What is my best resort? Creating a helper sensor that e.g. turns true if I’m at work for a certain time? But if this helper uses the same zone information, then that sensor will also change state at the same time the automation’s trigger will fire (which would be the same as incorrectly using a zone condition in the automation, because it will then never fire/be true), unless I use a delay in the helper to only change state a few seconds later.
I believe that if you switch to a state trigger, you can use pieter_work_xxx as the to: state and put a for: time to debounce the automation.
If that doesn’t work, you could put a delay followed by a condition in your automation action to check that you are still in the zone before proceeding with the rest of the actions.
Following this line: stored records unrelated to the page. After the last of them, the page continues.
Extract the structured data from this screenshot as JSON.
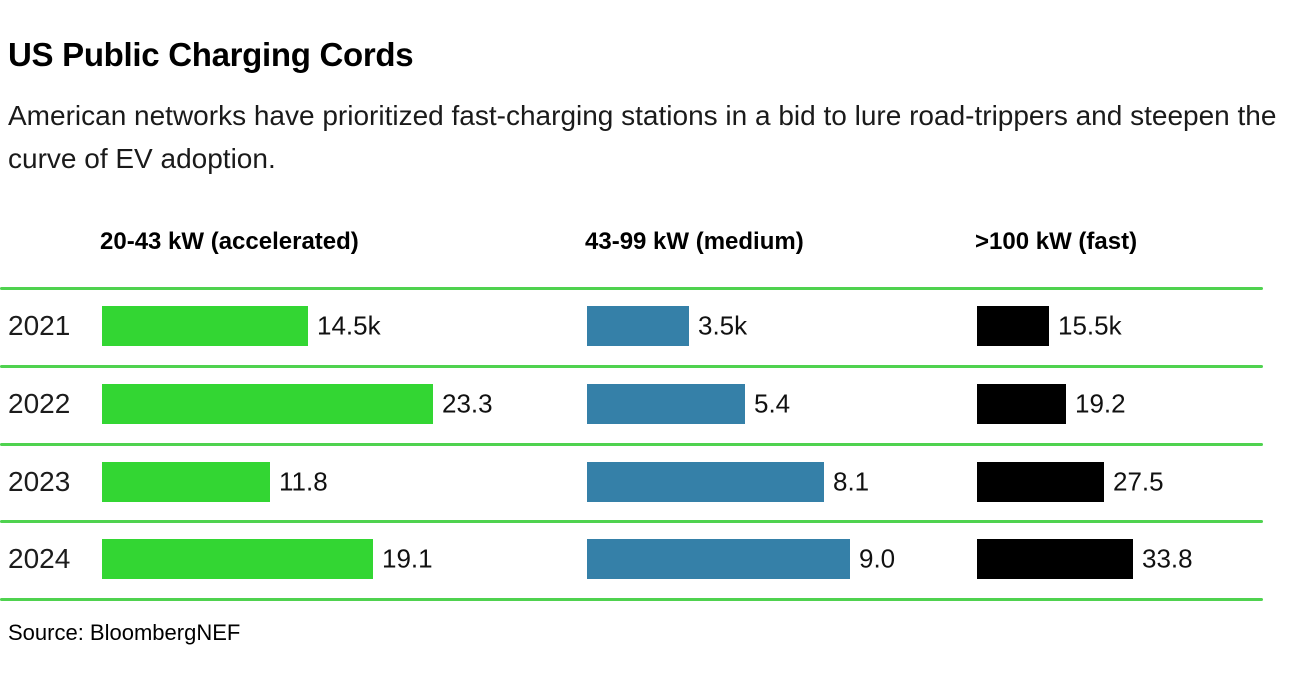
{
  "header": {
    "title": "US Public Charging Cords",
    "subtitle": "American networks have prioritized fast-charging stations in a bid to lure road-trippers and steepen the curve of EV adoption."
  },
  "source": "Source: BloombergNEF",
  "colors": {
    "accelerated_green": "#33d633",
    "medium_blue": "#3580a8",
    "fast_black": "#000000",
    "rule_green": "#4fd24f"
  },
  "chart_data": {
    "type": "bar",
    "orientation": "horizontal",
    "title": "US Public Charging Cords",
    "subtitle": "American networks have prioritized fast-charging stations in a bid to lure road-trippers and steepen the curve of EV adoption.",
    "source": "Source: BloombergNEF",
    "categories": [
      "2021",
      "2022",
      "2023",
      "2024"
    ],
    "unit": "thousand charging cords",
    "grid": "horizontal green rules between year rows",
    "legend_position": "column headers above chart",
    "series": [
      {
        "name": "20-43 kW (accelerated)",
        "color": "#33d633",
        "values": [
          14.5,
          23.3,
          11.8,
          19.1
        ],
        "labels": [
          "14.5k",
          "23.3",
          "11.8",
          "19.1"
        ],
        "axis_max": 23.3
      },
      {
        "name": "43-99 kW (medium)",
        "color": "#3580a8",
        "values": [
          3.5,
          5.4,
          8.1,
          9.0
        ],
        "labels": [
          "3.5k",
          "5.4",
          "8.1",
          "9.0"
        ],
        "axis_max": 9.0
      },
      {
        "name": ">100 kW (fast)",
        "color": "#000000",
        "values": [
          15.5,
          19.2,
          27.5,
          33.8
        ],
        "labels": [
          "15.5k",
          "19.2",
          "27.5",
          "33.8"
        ],
        "axis_max": 33.8
      }
    ]
  }
}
Edit: the linked post indicates that my first proposal would work.
Would it work? If I understand it correctly the for will only check that the zone has changed from work to not home, and then has stayed as not home for a certain amount of time. The time check needs to be moved up to the from. As in, when the state changes from work to not home, check if the person was at work for more than a set amount of time.
You’re right. I didn’t note that it’s for leaving, not entering.
How often is your wife with you during these false triggers? If you have location tracking on her phone, and you’re often together when these false triggers happen, you could add a template condition that checks that you are not together (that is, not closer than say a quarter mile of each other).
Something similar would probably work pretty well, I’m just unsure if this is the best execution. Unless tracking work hours is the goal, is there a point to making it a history stat? Also, tracking the last state change time instead and ensuring it wasnt too recent would be usable for any zone change, rather than just work.